This recipe is easy to make, requiring just 10 ingredients and simple methods! Plus, it all comes together in a little over 1 hour.
2 Tbsp olive oil
1 large white or yellow onion, finely diced
Salt + Pepper (to taste)
1 pound carrots, peeled and finely chopped
1/4 cup unbleached all-purpose flour
1/2 cup dry white wine (optional // or sub more vegetable broth)
3 cups vegetable broth (DIY or store-bought)
2 tsp fresh thyme (chopped // or sub 1 tsp dried per 2 tsp fresh)
1 15-ounce can white beans (rinsed and drained)
1 1/2 cups unbleached all-purpose flour
1/4 tsp sea salt
10 Tbsp cold vegan butter (or sub room temperature coconut oil*)
4-7 Tbsp cold water
Preheat oven to 400 degrees F (204 C) and arrange 6 (amount as original recipe is written // adjust if altering batch size) ramekins on a baking sheet. Set aside.
Heat a large pot over medium heat. Once hot, add oil and onion. Season with a pinch each salt and pepper and stir. Sauté until soft and translucent - 4-5 minutes.
Add carrots and season with a pinch more salt and pepper. Cook 2-3 minutes, then add flour and stir well to thoroughly coat.
Cook for 1 minute, then slowly add white wine (optional) followed by vegetable broth, whisking to prevent clumps.
Add thyme and white beans and bring the mixture to a simmer. Then lower heat to low and simmer for a few minutes. Cover and remove from heat while preparing crust.
To prepare pie crust, add flour and salt to a mixing bowl and whisk to combine.
Next add vegan butter (or coconut oil) and use a pastry cutter (or fork) to cut the two together, until it resembles wet sand - about 30-45 seconds.
Add ice cold water 1 Tbsp at a time and use a wooden spoon to gently mix. Add only as much water as needed to help it come together and form a dough - about 4-6 Tbsp (amount as original recipe is written // adjust if altering batch size).
Use your hands to gently knead/form the dough in the bowl and gather any loose scraps. Then transfer directly to a well-floured surface and form into a disc with your hands.
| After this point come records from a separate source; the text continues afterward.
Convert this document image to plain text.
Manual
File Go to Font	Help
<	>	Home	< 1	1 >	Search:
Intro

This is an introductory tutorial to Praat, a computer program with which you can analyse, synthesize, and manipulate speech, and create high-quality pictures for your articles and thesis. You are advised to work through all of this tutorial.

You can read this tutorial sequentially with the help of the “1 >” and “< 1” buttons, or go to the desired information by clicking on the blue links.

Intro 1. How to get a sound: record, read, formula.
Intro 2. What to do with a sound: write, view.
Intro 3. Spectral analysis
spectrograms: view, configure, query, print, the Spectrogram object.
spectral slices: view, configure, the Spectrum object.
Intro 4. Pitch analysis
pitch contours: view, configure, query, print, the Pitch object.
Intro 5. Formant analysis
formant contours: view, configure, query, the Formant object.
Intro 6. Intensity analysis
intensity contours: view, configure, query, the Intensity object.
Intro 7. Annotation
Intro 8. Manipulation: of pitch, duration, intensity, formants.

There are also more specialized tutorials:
Lightly flour the top of the dough, as well as a rolling pin, and gently roll out until about 1/8-inch thick. Add more flour as needed to prevent sticking.
Use a pizza cutter or knife to cut into 6 (amount as original recipe is written // adjust if altering batch size) large squares slightly larger than the size of your ramekins.
At this time, scoop the white bean filling into the ramekins until almost entirely full (reserve any leftovers to enjoy as soup or future pot pies).
Use a lightly floured spatula to scoop each pie crust square onto a ramekin. Repeat until all ramekins are covered. Use a knife or toothpick to create small holes in the top of the pie crust to allow steam to escape.
Bake pot pies for 35-40 minutes, or until the filling is bubbly and the pie crust is golden brown. Let cool 10 minutes before serving.
Store leftovers covered in the refrigerator for 3-4 days, or in the freezer up to 1 month. Reheat in a 350 degree F (176 C ) oven until completely warmed through.
*If using coconut oil in place of the vegan butter, see this Coconut Oil Pie Crust article for tips and method.
*Nutrition information is a rough estimate calculated using all of the crust and filling.